I know much of this to be true as I open my museum/workshop to the public once a month. I may as well be a blacksmith in Heritage Village or do a turn of the century seance (complete with table knocking) for the level of understanding I perceive in the millennials. That you would use your very own hands to make something blows their minds apart.

Hollywood Rob
Hollywood Rob
  NickelthroweR
April 23, 2018 3:59 pm

Nickle, I was up in your neighborhood yesterday. Had a beer at TopaTopa and lunch at Blue Agave. It was great. Ventura is on the upswing and you have to give them credit. It has been much worse in the past.

NickelthroweR
NickelthroweR
  Hollywood Rob
April 23, 2018 5:20 pm

Greetings,
I can just about hold my breath and run to Topa Topa from my location. You should let me know the next time you happen to be in my neighborhood. I’d meet you for a beer.

Iconoclast421
Iconoclast421
April 23, 2018 1:18 pm

“pounding sand a rat hole”?

NoneYaBiz
NoneYaBiz
April 23, 2018 4:20 pm

Stopped reading when he started cajoling about oil prices. Evidently, this author is one of those peak oil ass wipes. China will not run out of oil as long has they have the means to buy it using their reserve currency. They will buy from Russia and the middle east nations. Why f with the other nations that cater to the U.S.? No reason to at all. I am tired of all these shills touting the oil doom porn.

If you look at the price of gasoline, even at the current levels, it is still about what it cost in 1965. In 1968, I, as a junior in high school, still remember that in Mississippi gas was 29.9 cents a gallon. Unleaded gas was 32.9 cents. Mississippi’s legacy is they tax the F out of the people that live there. Texas at the very same time had gas for 24.9 cents a gallon. now if you allow for the debasement of the dollar as driven by the evil feral reserve, the cost of a gallon of gas was 11.5% of a troy ounce of silver selling for 2.14 (average for 1968). That would translate to 14% of a troy ounce of silver selling for the current market of 17.08. So since 1968 gas has risen 3 percent in value of silver. Think about that.

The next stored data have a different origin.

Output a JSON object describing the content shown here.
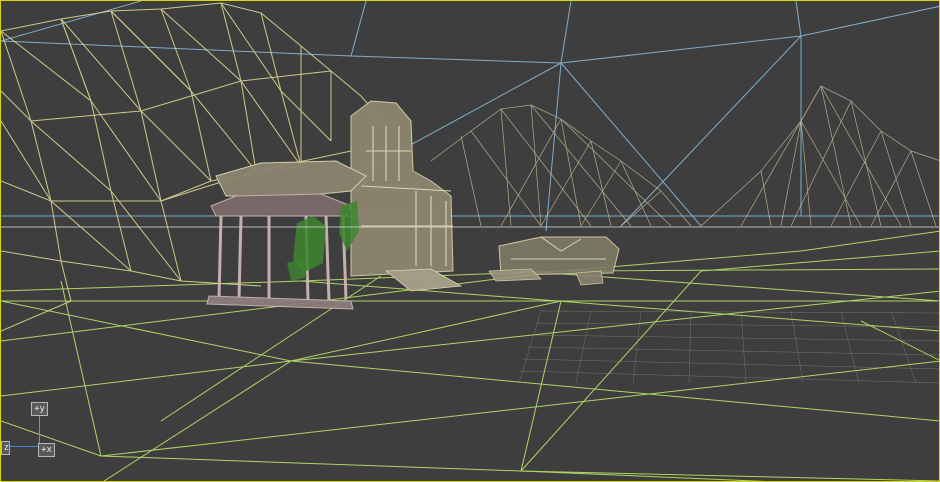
{
  "viewport": {
    "kind": "3d-perspective-wireframe",
    "background_color": "#3e3e3e",
    "border_color": "#d8d800",
    "colors": {
      "terrain_wire": "#e6e29a",
      "ground_wire": "#b8e06a",
      "sky_wire": "#8ab8d8",
      "building": "#d2cba6",
      "foliage": "#3d8a2e"
    }
  },
  "axis_gizmo": {
    "y_label": "+y",
    "x_label": "+x",
    "z_label": "z",
    "y_color": "#2fd02f",
    "x_color": "#e04040",
    "z_color": "#4a7ae6"
  }
}
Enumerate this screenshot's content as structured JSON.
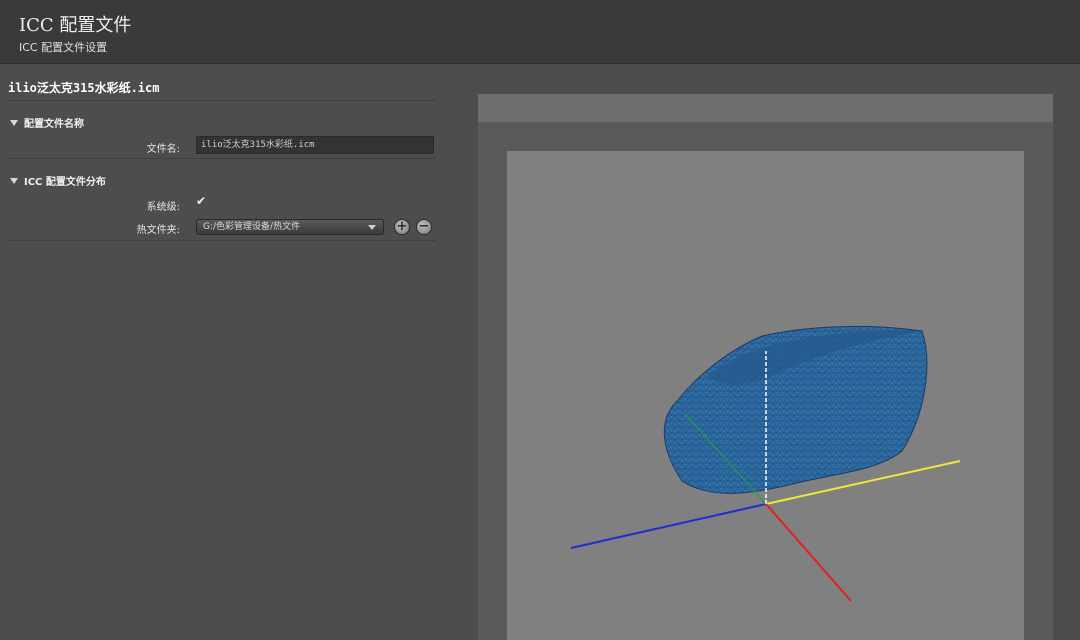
{
  "header": {
    "title": "ICC 配置文件",
    "subtitle": "ICC 配置文件设置"
  },
  "profile": {
    "filename_heading": "ilio泛太克315水彩纸.icm"
  },
  "section_name": {
    "title": "配置文件名称",
    "file_label": "文件名:",
    "file_value": "ilio泛太克315水彩纸.icm"
  },
  "section_distribution": {
    "title": "ICC 配置文件分布",
    "system_label": "系统级:",
    "system_checked": true,
    "folder_label": "热文件夹:",
    "folder_value": "G:/色彩管理设备/热文件",
    "add_button": "+",
    "remove_button": "−"
  },
  "viewer": {
    "axis_colors": {
      "blue": "#1f2fd0",
      "yellow": "#f0e63a",
      "red": "#e02020",
      "green": "#20a040",
      "white": "#ffffff"
    },
    "gamut_color": "#2f6fa8",
    "mesh_color": "#1a3c66"
  }
}
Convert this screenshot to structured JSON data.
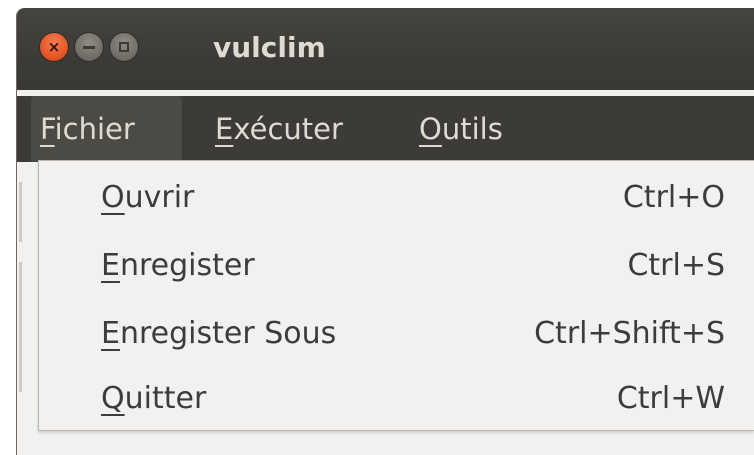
{
  "window": {
    "title": "vulclim",
    "controls": [
      {
        "name": "close",
        "glyph": "×"
      },
      {
        "name": "minimize",
        "glyph": ""
      },
      {
        "name": "maximize",
        "glyph": ""
      }
    ]
  },
  "menubar": {
    "items": [
      {
        "first": "F",
        "rest": "ichier",
        "active": true
      },
      {
        "first": "E",
        "rest": "xécuter",
        "active": false
      },
      {
        "first": "O",
        "rest": "utils",
        "active": false
      }
    ]
  },
  "file_menu": {
    "items": [
      {
        "first": "O",
        "rest": "uvrir",
        "accel": "Ctrl+O"
      },
      {
        "first": "E",
        "rest": "nregister",
        "accel": "Ctrl+S"
      },
      {
        "first": "E",
        "rest": "nregister Sous",
        "accel": "Ctrl+Shift+S"
      },
      {
        "first": "Q",
        "rest": "uitter",
        "accel": "Ctrl+W"
      }
    ]
  },
  "colors": {
    "titlebar": "#3c3b37",
    "menu_text": "#dfdbd2",
    "close_button": "#e2521f",
    "dropdown_bg": "#f2f1f0"
  },
  "icons": [
    "close-icon",
    "minimize-icon",
    "maximize-icon"
  ]
}
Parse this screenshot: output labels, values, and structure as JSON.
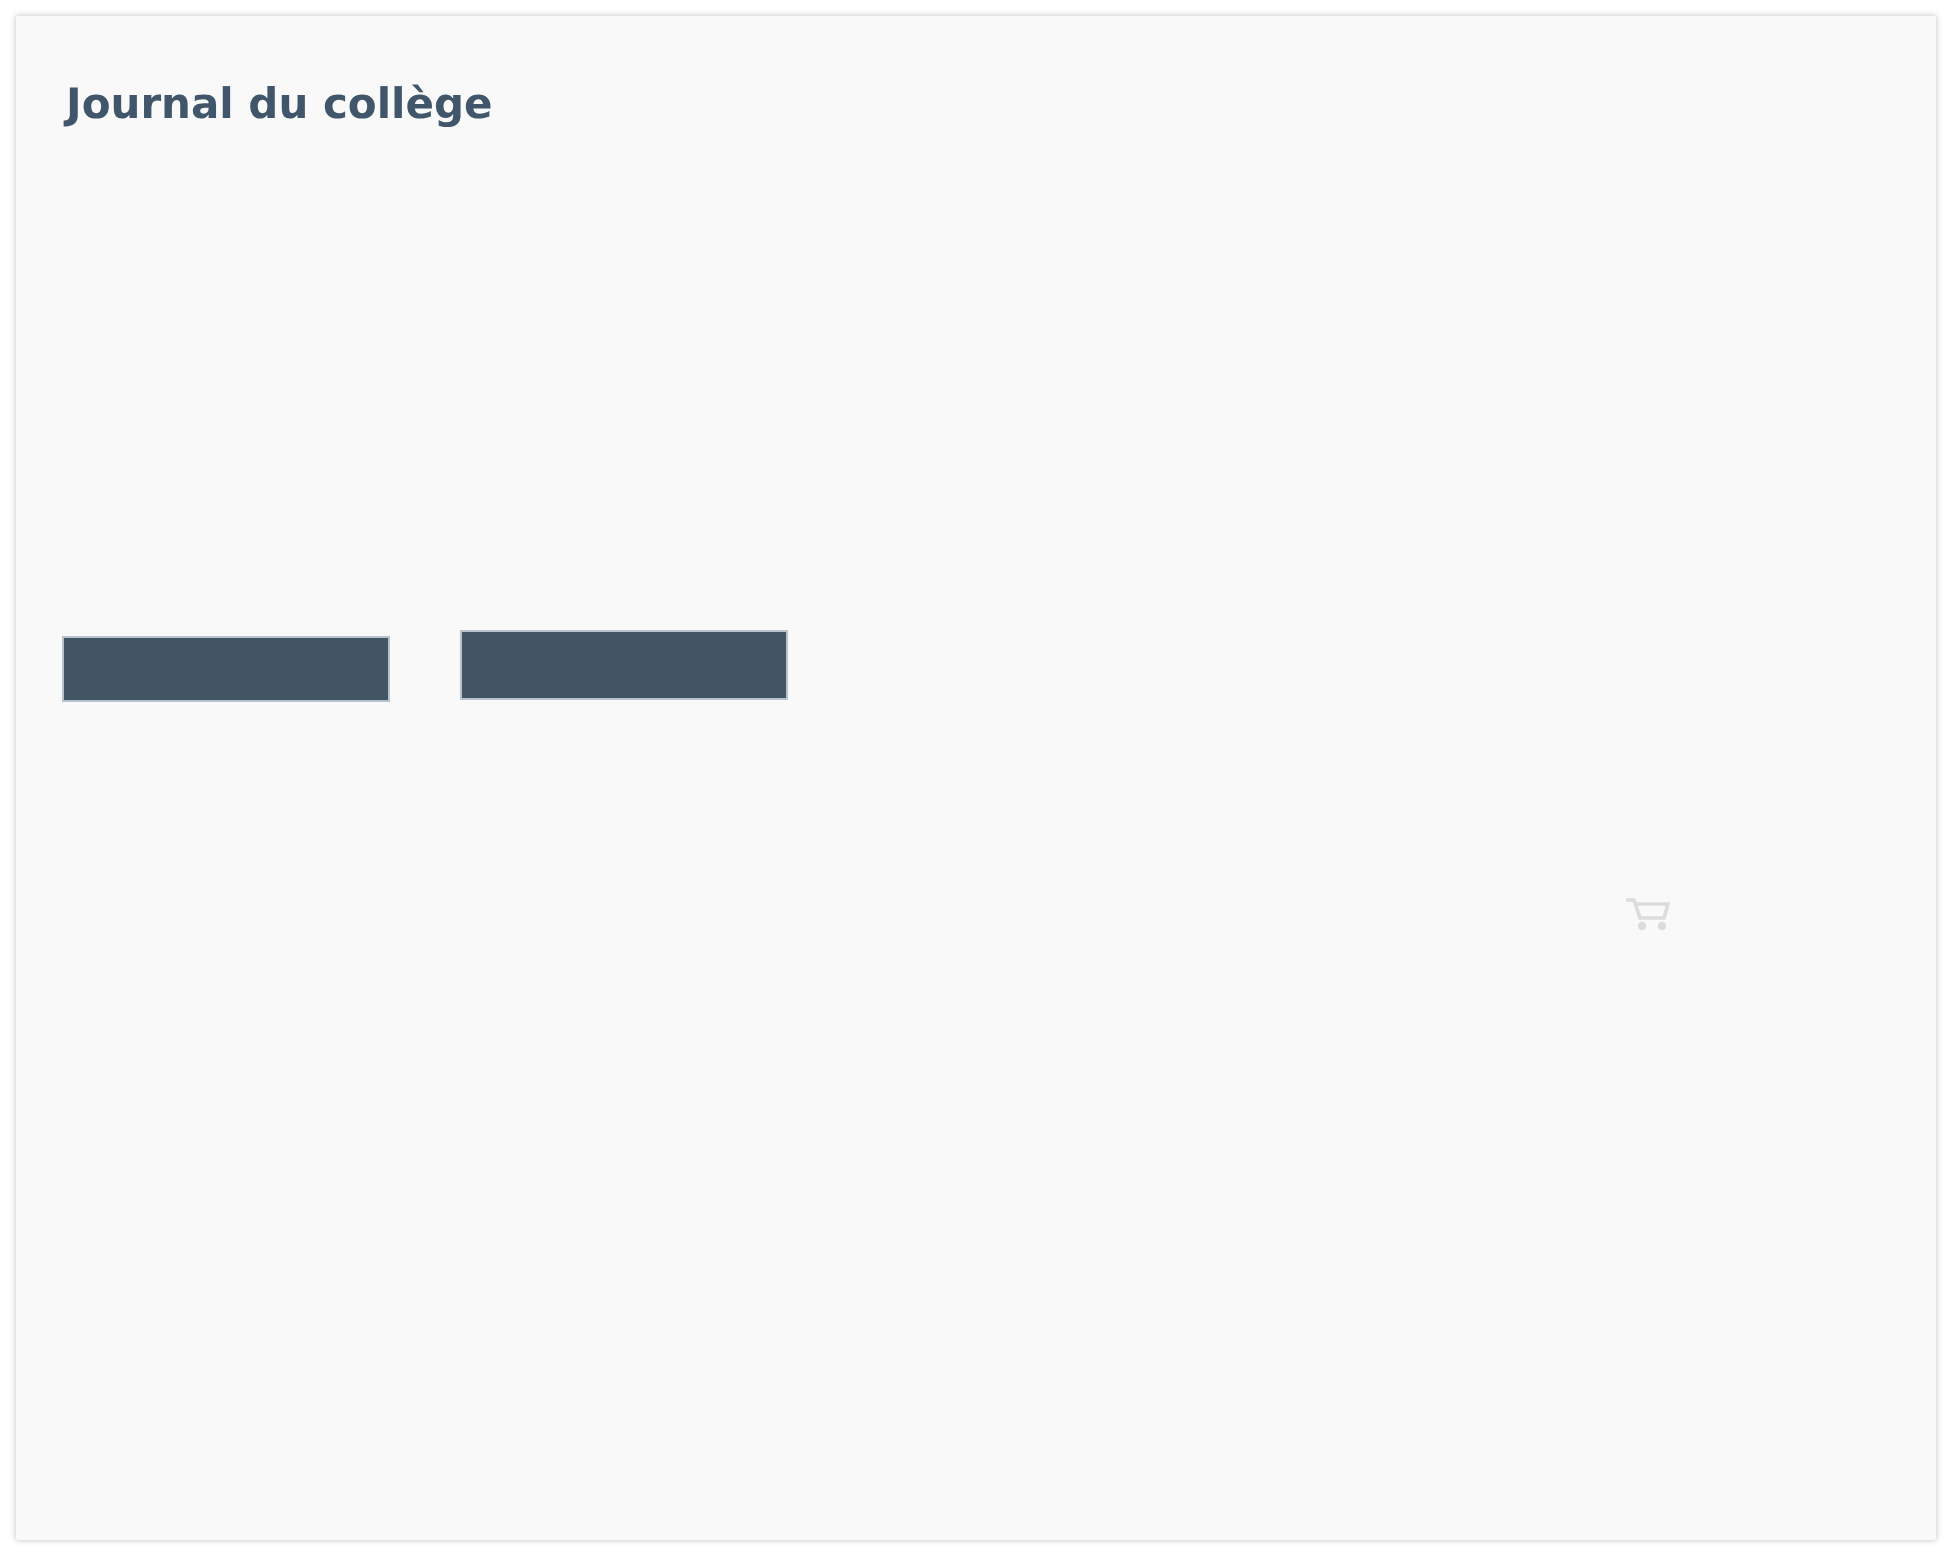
{
  "title": "Journal du collège"
}
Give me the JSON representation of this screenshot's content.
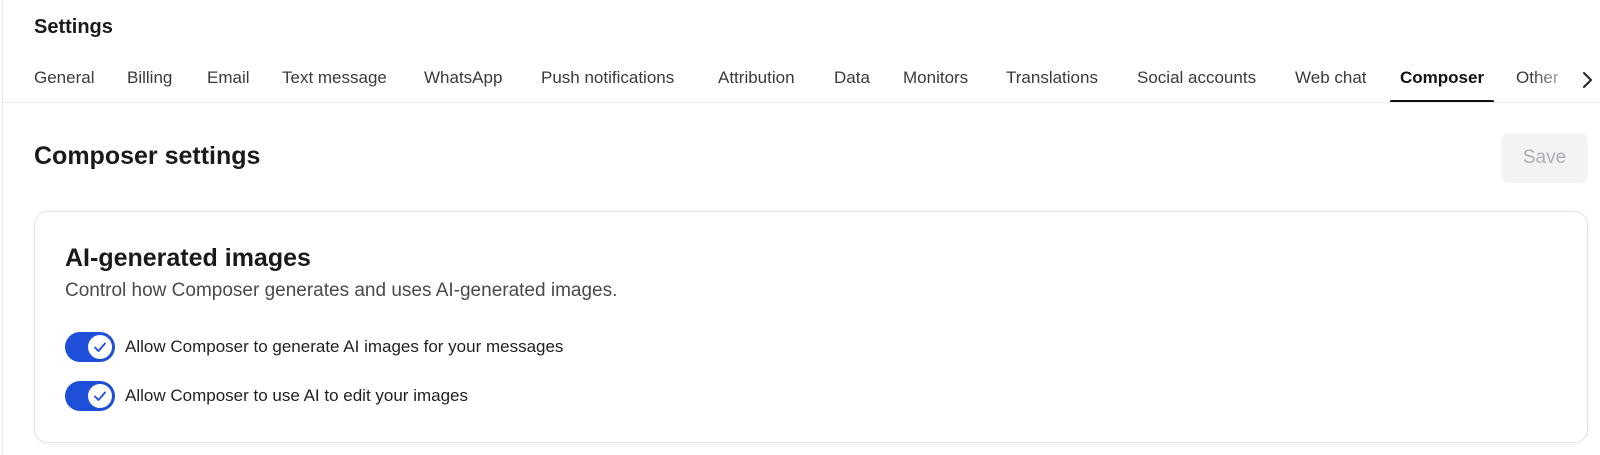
{
  "header": {
    "title": "Settings"
  },
  "tabs": [
    {
      "label": "General"
    },
    {
      "label": "Billing"
    },
    {
      "label": "Email"
    },
    {
      "label": "Text message"
    },
    {
      "label": "WhatsApp"
    },
    {
      "label": "Push notifications"
    },
    {
      "label": "Attribution"
    },
    {
      "label": "Data"
    },
    {
      "label": "Monitors"
    },
    {
      "label": "Translations"
    },
    {
      "label": "Social accounts"
    },
    {
      "label": "Web chat"
    },
    {
      "label": "Composer",
      "active": true
    },
    {
      "label": "Other"
    }
  ],
  "tab_scroll_icon": "chevron-right-icon",
  "section": {
    "title": "Composer settings",
    "save_label": "Save",
    "save_enabled": false
  },
  "card": {
    "title": "AI-generated images",
    "description": "Control how Composer generates and uses AI-generated images.",
    "toggles": [
      {
        "label": "Allow Composer to generate AI images for your messages",
        "on": true
      },
      {
        "label": "Allow Composer to use AI to edit your images",
        "on": true
      }
    ]
  },
  "colors": {
    "accent": "#1f4fd8",
    "save_bg": "#f2f3f5",
    "save_text": "#a9adb4",
    "active_tab": "#111111"
  }
}
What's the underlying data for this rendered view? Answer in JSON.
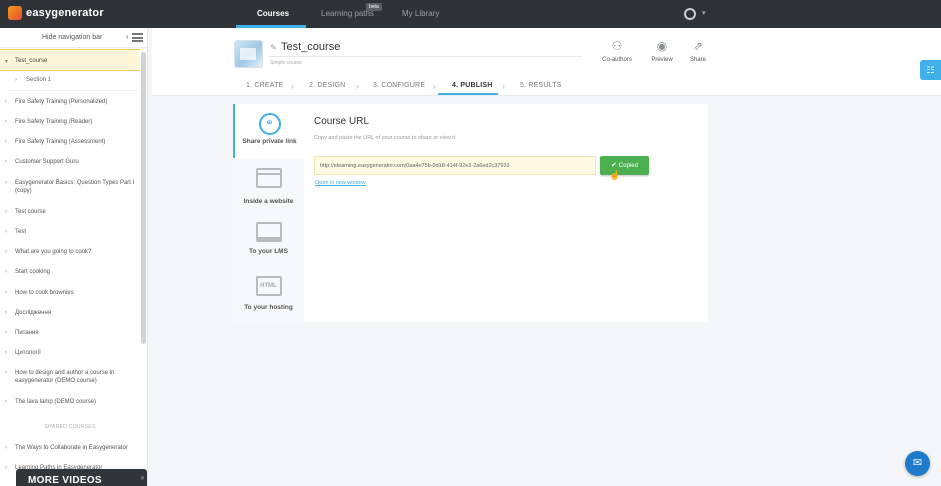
{
  "brand": "easygenerator",
  "nav": {
    "tabs": [
      "Courses",
      "Learning paths",
      "My Library"
    ],
    "beta_badge": "beta",
    "active_tab": "Courses"
  },
  "sidebar": {
    "toggle_label": "Hide navigation bar",
    "active_course": "Test_course",
    "section": "Section 1",
    "courses": [
      "Fire Safety Training (Personalized)",
      "Fire Safety Training (Reader)",
      "Fire Safety Training (Assessment)",
      "Customer Support Guru",
      "Easygenerator Basics: Question Types Part I (copy)",
      "Test course",
      "Test",
      "What are you going to cook?",
      "Start cooking",
      "How to cook brownies",
      "Дослідження",
      "Питання",
      "Цитології",
      "How to design and author a course in easygenerator (DEMO course)",
      "The lava lamp (DEMO course)"
    ],
    "shared_label": "SHARED COURSES",
    "shared_courses": [
      "The Ways to Collaborate in Easygenerator",
      "Learning Paths in Easygenerator"
    ]
  },
  "more_videos": "MORE VIDEOS",
  "course": {
    "title": "Test_course",
    "type": "Simple course"
  },
  "toolbar": {
    "coauthors": "Co-authors",
    "preview": "Preview",
    "share": "Share"
  },
  "steps": [
    "1. CREATE",
    "2. DESIGN",
    "3. CONFIGURE",
    "4. PUBLISH",
    "5. RESULTS"
  ],
  "active_step": "4. PUBLISH",
  "publish_options": [
    {
      "label": "Share private link",
      "icon": "link-icon",
      "active": true
    },
    {
      "label": "Inside a website",
      "icon": "website-icon",
      "active": false
    },
    {
      "label": "To your LMS",
      "icon": "monitor-icon",
      "active": false
    },
    {
      "label": "To your hosting",
      "icon": "html-file-icon",
      "active": false
    }
  ],
  "html_glyph": "HTML",
  "course_url": {
    "title": "Course URL",
    "description": "Copy and paste the URL of your course to share or view it.",
    "url": "http://elearning.easygenerator.com/0aa4e75b-0d18-414f-92e3-2a6ed2c37933",
    "copied_label": "Copied",
    "open_link": "Open in new window"
  },
  "colors": {
    "accent": "#3fb0e8",
    "topbar": "#2f3237",
    "copied": "#4caf50",
    "url_bg": "#fdf9e2",
    "active_course_bg": "#fdf6d8"
  }
}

Gloriously Deplorable Paul
Gloriously Deplorable Paul
April 23, 2018 4:20 pm

Pounding sand DOWN a rat hole.

RHS Jr
RHS Jr
April 23, 2018 11:51 pm

Ya’ll Slickers hunker down in NYC because the Democrat government will be along any minute to put your White privileged building’s fire out, give you White Devils your next years supply of food and water, and provide you armed protection from the FSA, you betcha.